I'm using the requests module to collect some data from a website. This application runs once every day. The amount of rows of data I get changes every time, per request I can get a maximum 250 rows of data. If there is more then 250 rows of data the API gives me a follow uplink which can be used to get the rows 251 >- 500 etc.
Now I have a problem, sometimes the amount of data is < 250 rows, this means there is no followuplink to use and that's exactly where my program gives the following error:
KeyError: #odata.nextLink
This is a piece of the application:
proxies = {'https': 'proxy.***.***.com:8080'}
headers = {"grant_type": "password",
"username": "****",
"password": "****",
"persistent": "true",
"device": '{"DeviceUniqueId":"b680c452","Name":"Chrome","DeviceVersion":"36","PlatformType":"Browser"}'}
url1 = 'https://****-***.com/odata/Results'
params_1 = (
('$filter', mod_date),
('$count', 'true'),
('$select', 'Status'),
('$expand', 'Result($select=ResultId),Specification($select=Name), SpecificationItem($select=Name,MinimumValue, MaximumValue)\n\n'),)
response_1 = requests.get(url_1, headers=headers, proxies=proxies, params=params_1)
q_1 = response_1.json()
next_link_1 = q_1['#odata.nextLink']
q_1 = [tuple(q_1.values())]
while next_link_1:
new_response_1 = requests.get(next_link_1, headers=headers, proxies=proxies)
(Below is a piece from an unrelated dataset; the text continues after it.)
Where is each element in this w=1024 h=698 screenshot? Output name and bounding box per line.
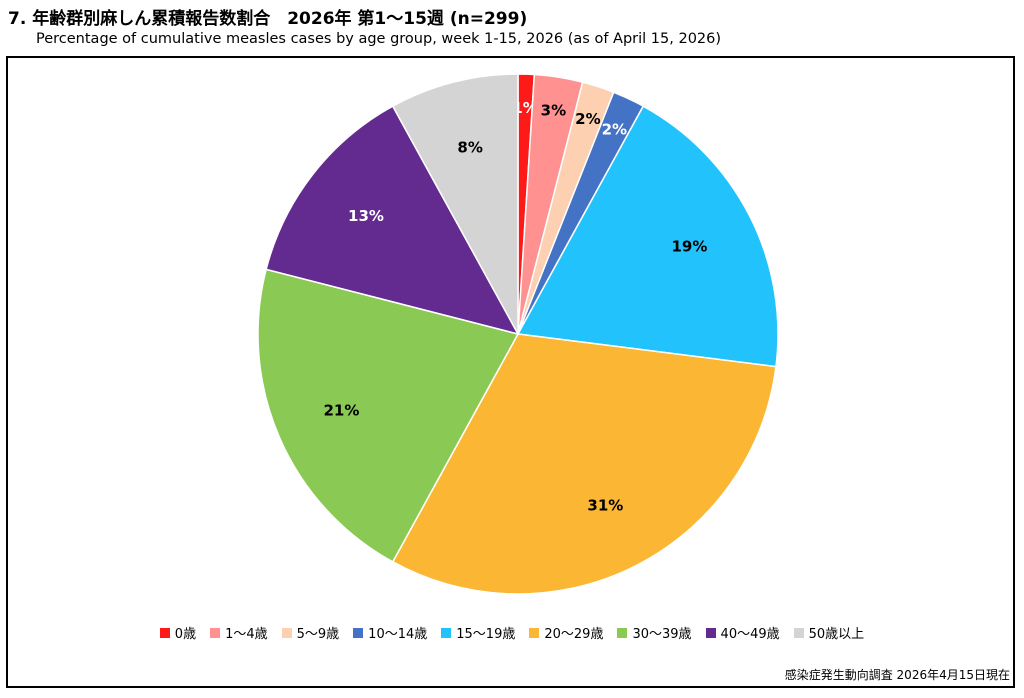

new_data_1 = new_response_1.json()
q_1.append(tuple(new_data_1.values()))
next_link_1 = new_data_1.get('#odata.nextLink', None)
Now I actually want Python to only read the variable next_link_1 if its available otherwise it should just ignore it and collect what is available...
You only want to enter the while loop when q_1 has the key '#odata.nextLink' Inside the while loop, this is already accomplished in the line next_link_1 = new_data_1.get('#odata.nextLink', None) You could use the same approach -- setting next_link_1 to None if there is no next link -- before the while loop:
next_link_1 = q_1.get('#odata.nextLink', None)
This can be simplified to
next_link_1 = q_1.get('#odata.nextLink')
as None is already the default default value of dict.get().
NB: The question title is wrong. The variable always exists, as you are setting it. Only the existence of the key #odata.nextLink is fragile. So, what you actually want to do is check the existence of a key in a dictionary. To understand what is going on, you should familiarize yourself with the dict.get() method.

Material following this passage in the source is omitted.